Sanford is right and Obama is wrong (about Yucca Mountain)

Occasionally, Mark Sanford is right. And frequently, Barack Obama is wrong. But it doesn’t often happen simultaneously, on the same issue.

I’ve spent the last few minutes trying to find an actual justification for the administration’s decision to shut down the nation’s one and only solution for nuclear waste — that is, a justification more legitimate and compelling than “Harry Reid has promised the NIMBY home folks to close it.” But I haven’t found it. If you have such a link, please share it.

In the meantime, read this New York Times editorial that explains how the Obama administration is doing just what it so often criticized the Bush administration for doing: Ignoring science for political reasons. An excerpt:

The administration’s budget for the Energy Department raises a disturbing question. Is President Obama, who has pledged to restore science to its rightful place in decision making, now prepared to curtail the scientific analyses needed to determine whether a proposed nuclear waste repository at Yucca Mountain in Nevada would be safe to build?

It’s particularly ironic that the administration is doing this just as Obama — who has been sadly ambivalent on nuclear power (one reason why he didn’t get the Energy Party nomination) — announces that the government will provide loan guarantees for two plants in Georgia.

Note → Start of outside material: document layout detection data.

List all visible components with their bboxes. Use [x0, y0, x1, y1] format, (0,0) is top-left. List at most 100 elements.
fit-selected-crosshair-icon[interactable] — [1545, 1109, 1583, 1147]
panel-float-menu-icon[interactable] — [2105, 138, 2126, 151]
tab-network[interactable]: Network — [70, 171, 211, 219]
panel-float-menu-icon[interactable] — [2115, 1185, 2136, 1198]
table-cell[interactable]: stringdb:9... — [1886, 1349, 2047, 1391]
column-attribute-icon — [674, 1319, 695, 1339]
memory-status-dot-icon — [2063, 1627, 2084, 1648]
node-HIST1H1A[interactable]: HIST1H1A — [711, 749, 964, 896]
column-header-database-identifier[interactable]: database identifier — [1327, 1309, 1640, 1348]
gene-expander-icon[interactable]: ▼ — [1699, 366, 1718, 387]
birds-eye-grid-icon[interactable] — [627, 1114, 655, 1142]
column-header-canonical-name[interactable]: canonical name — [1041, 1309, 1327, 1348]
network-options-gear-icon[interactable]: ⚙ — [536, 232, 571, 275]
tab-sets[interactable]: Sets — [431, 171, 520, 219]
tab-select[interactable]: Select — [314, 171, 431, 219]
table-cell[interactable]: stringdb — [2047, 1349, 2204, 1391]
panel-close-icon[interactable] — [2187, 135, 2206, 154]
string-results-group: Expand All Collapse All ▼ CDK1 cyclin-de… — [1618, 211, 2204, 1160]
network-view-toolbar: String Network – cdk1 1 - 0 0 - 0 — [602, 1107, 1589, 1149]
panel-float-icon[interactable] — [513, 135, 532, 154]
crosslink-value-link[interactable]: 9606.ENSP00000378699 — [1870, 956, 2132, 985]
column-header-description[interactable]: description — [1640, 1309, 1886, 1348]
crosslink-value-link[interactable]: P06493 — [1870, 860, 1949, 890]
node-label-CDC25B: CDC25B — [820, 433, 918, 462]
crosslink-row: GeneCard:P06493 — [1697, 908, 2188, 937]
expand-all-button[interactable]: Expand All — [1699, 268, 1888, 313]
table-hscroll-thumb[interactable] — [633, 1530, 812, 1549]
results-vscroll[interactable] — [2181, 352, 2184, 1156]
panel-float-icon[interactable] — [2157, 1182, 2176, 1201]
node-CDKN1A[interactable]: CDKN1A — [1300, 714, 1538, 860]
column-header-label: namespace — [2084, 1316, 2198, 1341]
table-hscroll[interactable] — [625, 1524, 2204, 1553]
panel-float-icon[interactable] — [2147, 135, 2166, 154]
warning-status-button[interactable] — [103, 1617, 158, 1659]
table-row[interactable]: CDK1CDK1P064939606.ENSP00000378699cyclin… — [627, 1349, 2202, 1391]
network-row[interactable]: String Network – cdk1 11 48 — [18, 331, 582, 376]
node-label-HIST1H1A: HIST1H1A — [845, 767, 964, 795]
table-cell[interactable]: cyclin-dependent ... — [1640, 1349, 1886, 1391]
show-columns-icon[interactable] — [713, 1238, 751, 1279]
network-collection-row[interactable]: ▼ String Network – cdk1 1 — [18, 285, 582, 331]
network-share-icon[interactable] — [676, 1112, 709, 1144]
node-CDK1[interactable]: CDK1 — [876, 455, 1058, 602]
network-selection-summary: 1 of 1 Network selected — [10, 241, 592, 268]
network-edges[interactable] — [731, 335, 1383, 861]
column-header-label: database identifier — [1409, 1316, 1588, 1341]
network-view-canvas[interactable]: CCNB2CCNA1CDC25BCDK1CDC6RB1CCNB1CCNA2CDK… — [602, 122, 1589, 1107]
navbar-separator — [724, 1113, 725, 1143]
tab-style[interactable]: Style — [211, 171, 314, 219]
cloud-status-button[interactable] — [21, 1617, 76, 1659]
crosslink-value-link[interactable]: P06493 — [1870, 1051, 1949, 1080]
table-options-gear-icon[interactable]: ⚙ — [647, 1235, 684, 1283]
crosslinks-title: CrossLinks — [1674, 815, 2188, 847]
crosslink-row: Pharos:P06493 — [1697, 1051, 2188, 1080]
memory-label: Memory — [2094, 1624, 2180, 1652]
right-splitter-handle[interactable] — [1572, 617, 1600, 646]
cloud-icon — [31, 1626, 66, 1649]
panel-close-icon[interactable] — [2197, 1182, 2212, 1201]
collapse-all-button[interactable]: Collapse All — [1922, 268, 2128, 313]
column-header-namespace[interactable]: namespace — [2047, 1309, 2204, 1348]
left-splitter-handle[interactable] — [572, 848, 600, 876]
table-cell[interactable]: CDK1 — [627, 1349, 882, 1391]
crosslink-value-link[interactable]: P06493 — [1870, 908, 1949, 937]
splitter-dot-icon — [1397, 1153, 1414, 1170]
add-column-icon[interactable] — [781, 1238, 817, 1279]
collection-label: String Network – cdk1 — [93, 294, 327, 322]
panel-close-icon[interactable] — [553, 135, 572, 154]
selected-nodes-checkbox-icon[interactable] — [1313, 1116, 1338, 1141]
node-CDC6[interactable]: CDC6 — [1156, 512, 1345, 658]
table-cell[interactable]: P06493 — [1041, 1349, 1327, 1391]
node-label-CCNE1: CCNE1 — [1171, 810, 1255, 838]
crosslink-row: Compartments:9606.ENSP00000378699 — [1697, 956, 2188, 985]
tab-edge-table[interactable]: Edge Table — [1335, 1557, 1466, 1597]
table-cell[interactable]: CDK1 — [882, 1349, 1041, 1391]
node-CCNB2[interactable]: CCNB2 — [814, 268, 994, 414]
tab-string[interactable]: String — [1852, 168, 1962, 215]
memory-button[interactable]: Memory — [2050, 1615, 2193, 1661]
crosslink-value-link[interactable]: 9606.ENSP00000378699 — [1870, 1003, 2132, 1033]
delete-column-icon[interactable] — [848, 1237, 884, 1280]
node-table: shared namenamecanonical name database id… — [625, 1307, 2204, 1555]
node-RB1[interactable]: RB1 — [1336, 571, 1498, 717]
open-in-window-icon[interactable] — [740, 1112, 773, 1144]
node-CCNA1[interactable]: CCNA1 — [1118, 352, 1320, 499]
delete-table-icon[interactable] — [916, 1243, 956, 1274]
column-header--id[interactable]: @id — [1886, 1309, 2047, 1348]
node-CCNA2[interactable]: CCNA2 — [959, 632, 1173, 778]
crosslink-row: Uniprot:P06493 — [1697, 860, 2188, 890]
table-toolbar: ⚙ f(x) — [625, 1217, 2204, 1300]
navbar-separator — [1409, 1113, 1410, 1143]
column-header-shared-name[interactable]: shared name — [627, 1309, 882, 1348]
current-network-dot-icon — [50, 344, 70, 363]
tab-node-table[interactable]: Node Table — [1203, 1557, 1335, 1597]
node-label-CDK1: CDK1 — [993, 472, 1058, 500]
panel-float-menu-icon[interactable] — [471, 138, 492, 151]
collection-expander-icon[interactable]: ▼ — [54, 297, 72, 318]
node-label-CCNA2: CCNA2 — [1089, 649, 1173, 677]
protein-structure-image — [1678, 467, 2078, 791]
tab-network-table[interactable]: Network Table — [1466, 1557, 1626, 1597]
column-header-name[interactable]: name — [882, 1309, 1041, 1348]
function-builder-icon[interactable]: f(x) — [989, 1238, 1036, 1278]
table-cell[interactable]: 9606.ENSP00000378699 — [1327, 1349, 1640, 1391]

So he’s going to back building the plants (a good thing), while pulling away the nation’s one and only solution for dealing with the waste they will produce.

So it is that, in opposing the administration on this, Mark Sanford is on the right side of an issue. It’s been awhile, so make note of this day.

6 thoughts on “Sanford is right and Obama is wrong (about Yucca Mountain)

  1. Kathryn Fenner

    You’re right, as is Sanford. Maybe if our Republican guys in Washington tried a little harder to work and play well with others, Lindsey G. aside, Obama might be inclined to listen.

  2. Bill

    A good bit of research has been done seeking safe ways to dispose of nuclear waste. Options include both geological land areas which are known to have been stable for perhaps millions of years. Some of these have no water or air circulation. There are areas in the deep ocean where there is no circulation. Yucca Mountain may fall into the land category.

  3. Pat

    A safe way to dispose of nuclear waste is just about equal to safe sex. That being said, I would opt for the land a Yucca Mountain before I would shoot for the world’s water supply.